Where Wild Things Wander

The Bandipur Tiger Reserve, uniquely located along a highway, presents sightings of animals on the road, and everyone who has driven the route has an elephant-crossing tale to tell.

Published: 08th August 2015 10:00 PM  |   Last Updated: 07th August 2015 01:10 AM   |  A+A-

When I describe my close encounter with a tiger at Bandipur Tiger Reserve, a friend remarks, “It was not a sighting, it was a show.” He is not too far off the mark.

Cut to an early Sunday morning. All six of us in the jeep are listless and drowsy from a night of inadequate sleep. As a norm, I love morning safaris because it is great to be in the forest when everything is just coming to life after the cold night. It is usually a loud, busy time, filled with bird song and animal calls, but it is not so that morning in Bandipur.

After a desultory ride in the first 15 minutes, our driver gets a call on his mobile phone. And off we go, tearing over the bumpy mud tracks, holding on for dear life. A few hundred metres on, he stops behind another jeep and waves his hand to the right with a flourish that translates to, “Here is the treat I promised you.”

And what a treat it is. An adult male is walking parallel to our path, slowly, purposefully. He gives us a show for over an hour. We spend the entire morning tracking him and watching his activities at various spots. Our driver has a good nose for second-guessing the tiger’s movements, knowing where he would emerge next.

The tiger leads us on a merry dance, walking on the mud path, with our jeep trailing him. At one point, he half turns his head, as if to ask, “Are you still with me?” And so, he goes on, stopping ever so often by the towering teak trees, to mark his territory by licking the trunk.

Now, the gait of the tiger can only be called a catwalk: graceful, elegant and haughty. As if everyone watching the show—mere humans, annoying paparazzi—is not worthy of his attention. And it impossible not to be fascinated by this spectacle.

I have been to several national parks in India and been lucky enough to see tigers during many of my forays into the forest. But this one is special for two reasons: It is one of those rare sightings that come by pure chance, without the preceding drama of following pug marks, listening to alarm calls from sambar deer, and waiting with bated breath for the king to put in an appearance. Secondly, we are the only two jeeps initially, making it an entirely peaceful sighting, without the usual annoying noise and excited chatter, or aggressive pushing and shoving for that vantage position.

In contrast, the evening safari hasn’t yielded any big cats, despite a jeep full of people with eyes peeled for the tiger on the ground and neck craned up towards tree branches for the leopard. What we have is some exciting bird sightings, including the green bee-eater, magpie robin and white-throated kingfisher. As with other Indian national parks, there are herds of grazing chital, groups of langur and the occasional wild boar or mongoose. We come face-to-face with several tuskers, first a lone adult who refuses to pay any attention to us and then catches us unawares with an aggressive mock charge. I swear I can hear him laugh as the jeep driver accelerates madly to get away.

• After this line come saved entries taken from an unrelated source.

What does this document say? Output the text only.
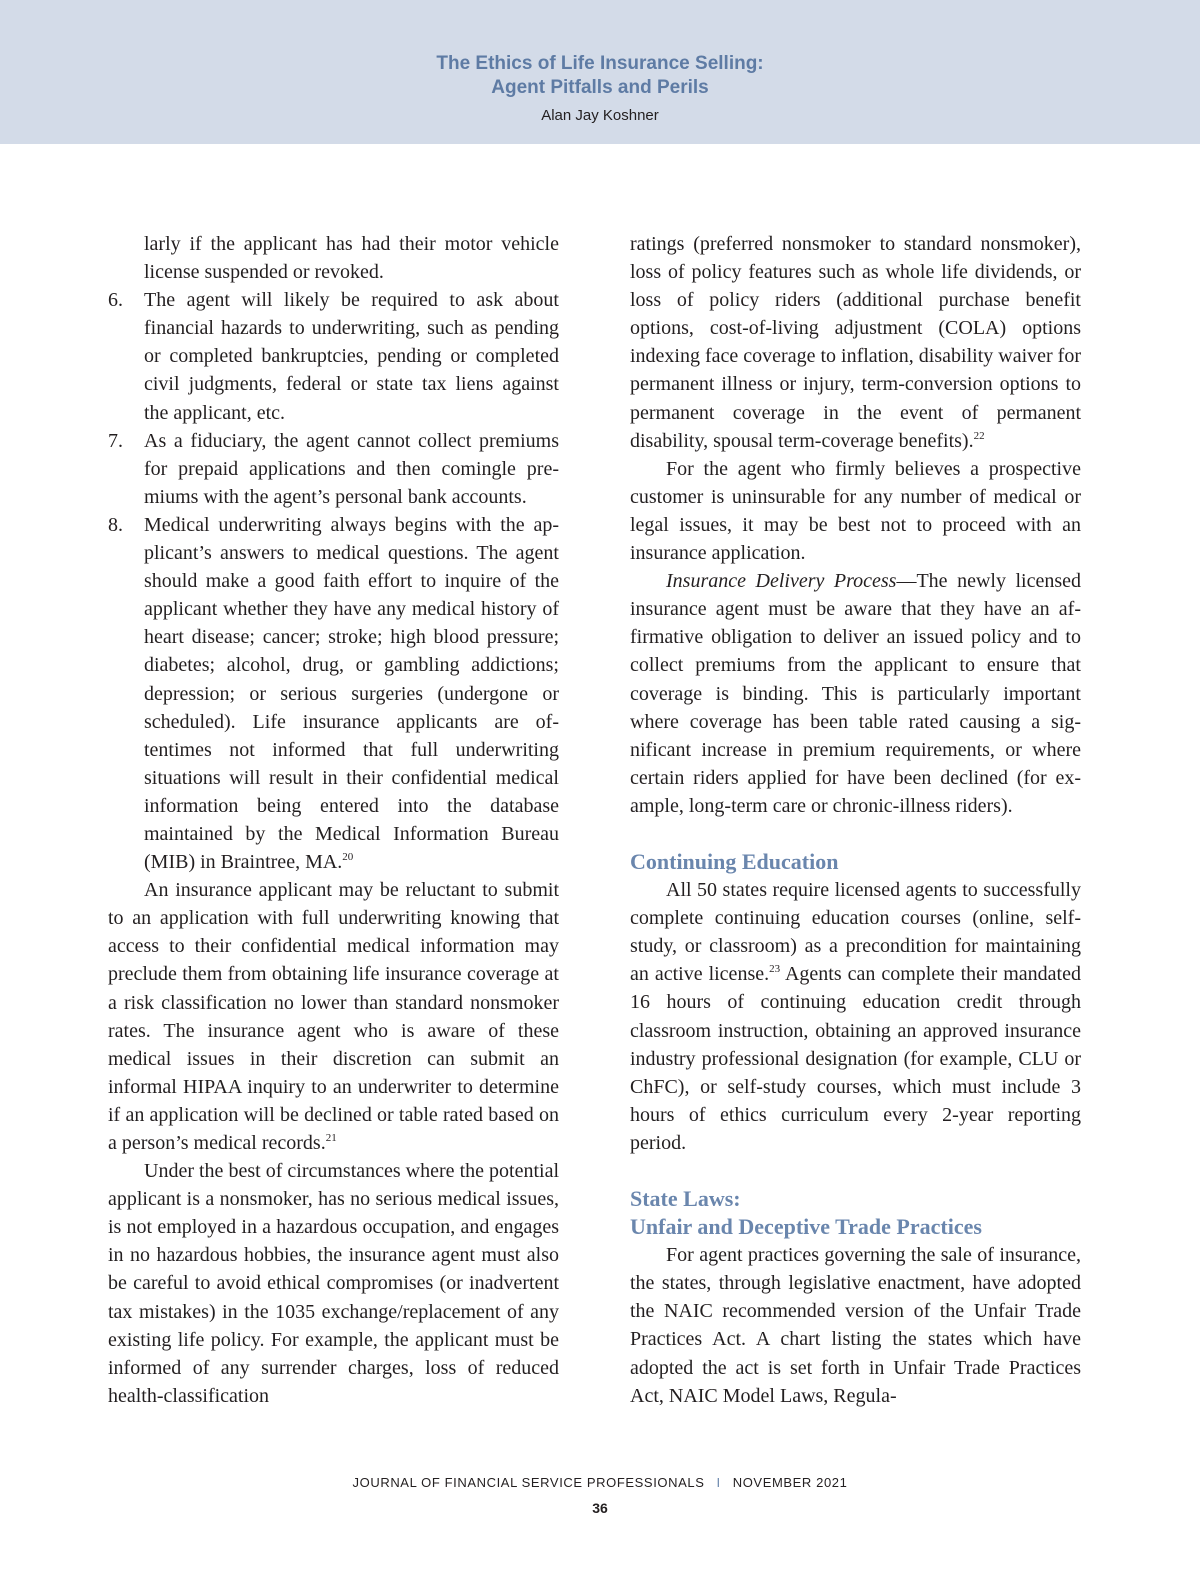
The Ethics of Life Insurance Selling:
Agent Pitfalls and Perils
Alan Jay Koshner

larly if the applicant has had their motor vehicle license suspended or revoked.

6. The agent will likely be required to ask about financial hazards to underwriting, such as pending or completed bankruptcies, pending or completed civil judgments, federal or state tax liens against the applicant, etc.
7. As a fiduciary, the agent cannot collect premiums for prepaid applications and then comingle premiums with the agent’s personal bank accounts.
8. Medical underwriting always begins with the applicant’s answers to medical questions. The agent should make a good faith effort to inquire of the applicant whether they have any medical history of heart disease; cancer; stroke; high blood pressure; diabetes; alcohol, drug, or gambling addictions; depression; or serious surgeries (undergone or scheduled). Life insurance applicants are oftentimes not informed that full underwriting situations will result in their confidential medical information being entered into the database maintained by the Medical Information Bureau (MIB) in Braintree, MA.$^{20}$

An insurance applicant may be reluctant to submit to an application with full underwriting knowing that access to their confidential medical information may preclude them from obtaining life insurance coverage at a risk classification no lower than standard nonsmoker rates. The insurance agent who is aware of these medical issues in their discretion can submit an informal HIPAA inquiry to an underwriter to determine if an application will be declined or table rated based on a person’s medical records.$^{21}$

Under the best of circumstances where the potential applicant is a nonsmoker, has no serious medical issues, is not employed in a hazardous occupation, and engages in no hazardous hobbies, the insurance agent must also be careful to avoid ethical compromises (or inadvertent tax mistakes) in the 1035 exchange/replacement of any existing life policy. For example, the applicant must be informed of any surrender charges, loss of reduced health-classification

ratings (preferred nonsmoker to standard nonsmoker), loss of policy features such as whole life dividends, or loss of policy riders (additional purchase benefit options, cost-of-living adjustment (COLA) options indexing face coverage to inflation, disability waiver for permanent illness or injury, term-conversion options to permanent coverage in the event of permanent disability, spousal term-coverage benefits).$^{22}$

For the agent who firmly believes a prospective customer is uninsurable for any number of medical or legal issues, it may be best not to proceed with an insurance application.

Insurance Delivery Process—The newly licensed insurance agent must be aware that they have an affirmative obligation to deliver an issued policy and to collect premiums from the applicant to ensure that coverage is binding. This is particularly important where coverage has been table rated causing a significant increase in premium requirements, or where certain riders applied for have been declined (for example, long-term care or chronic-illness riders).

Continuing Education

All 50 states require licensed agents to successfully complete continuing education courses (online, self-study, or classroom) as a precondition for maintaining an active license.$^{23}$ Agents can complete their mandated 16 hours of continuing education credit through classroom instruction, obtaining an approved insurance industry professional designation (for example, CLU or ChFC), or self-study courses, which must include 3 hours of ethics curriculum every 2-year reporting period.

State Laws:
Unfair and Deceptive Trade Practices

For agent practices governing the sale of insurance, the states, through legislative enactment, have adopted the NAIC recommended version of the Unfair Trade Practices Act. A chart listing the states which have adopted the act is set forth in Unfair Trade Practices Act, NAIC Model Laws, Regula-

JOURNAL OF FINANCIAL SERVICE PROFESSIONALS I NOVEMBER 2021
36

Bandipur is uniquely located, in that the main forest falls along the highway linking Bangalore and Ooty. It is not uncommon to see animals on the road, and everyone who has driven the route has an elephant-crossing story. Ours is that of a family, I imagine a mother and father, playing with the little one by the roadside. This area was once the hunting ground for the royal family of Mysore, the Wodeyars. It was brought into Project Tiger in 1973. It is now also a part of the Nilgiri biosphere along with large tracts of forestland in Karnataka, Tamil Nadu and Kerala.

It is peak monsoon season when we make the trip, a time when most national parks remain closed. Bandipur is one of the few (the rest also in south India) to welcome visitors through the year. And visitors come with high hopes of spotting a tiger, given that there are over 100 in this forest alone.

After years of dismal news about poaching and government apathy, the December 2014 census showed a considerable increase in numbers—from 1,706 in 2010 to 2,226 in 2014. And Karnataka zipped to the top position, with 406 tigers.

It is generally said that the monsoon season is a bad time to visit, but I think the forest comes into its own then, with lush vegetation and fewer people. As for chances of tiger sightings, it depends on luck and persistence. And on whether the tiger wants to be seen.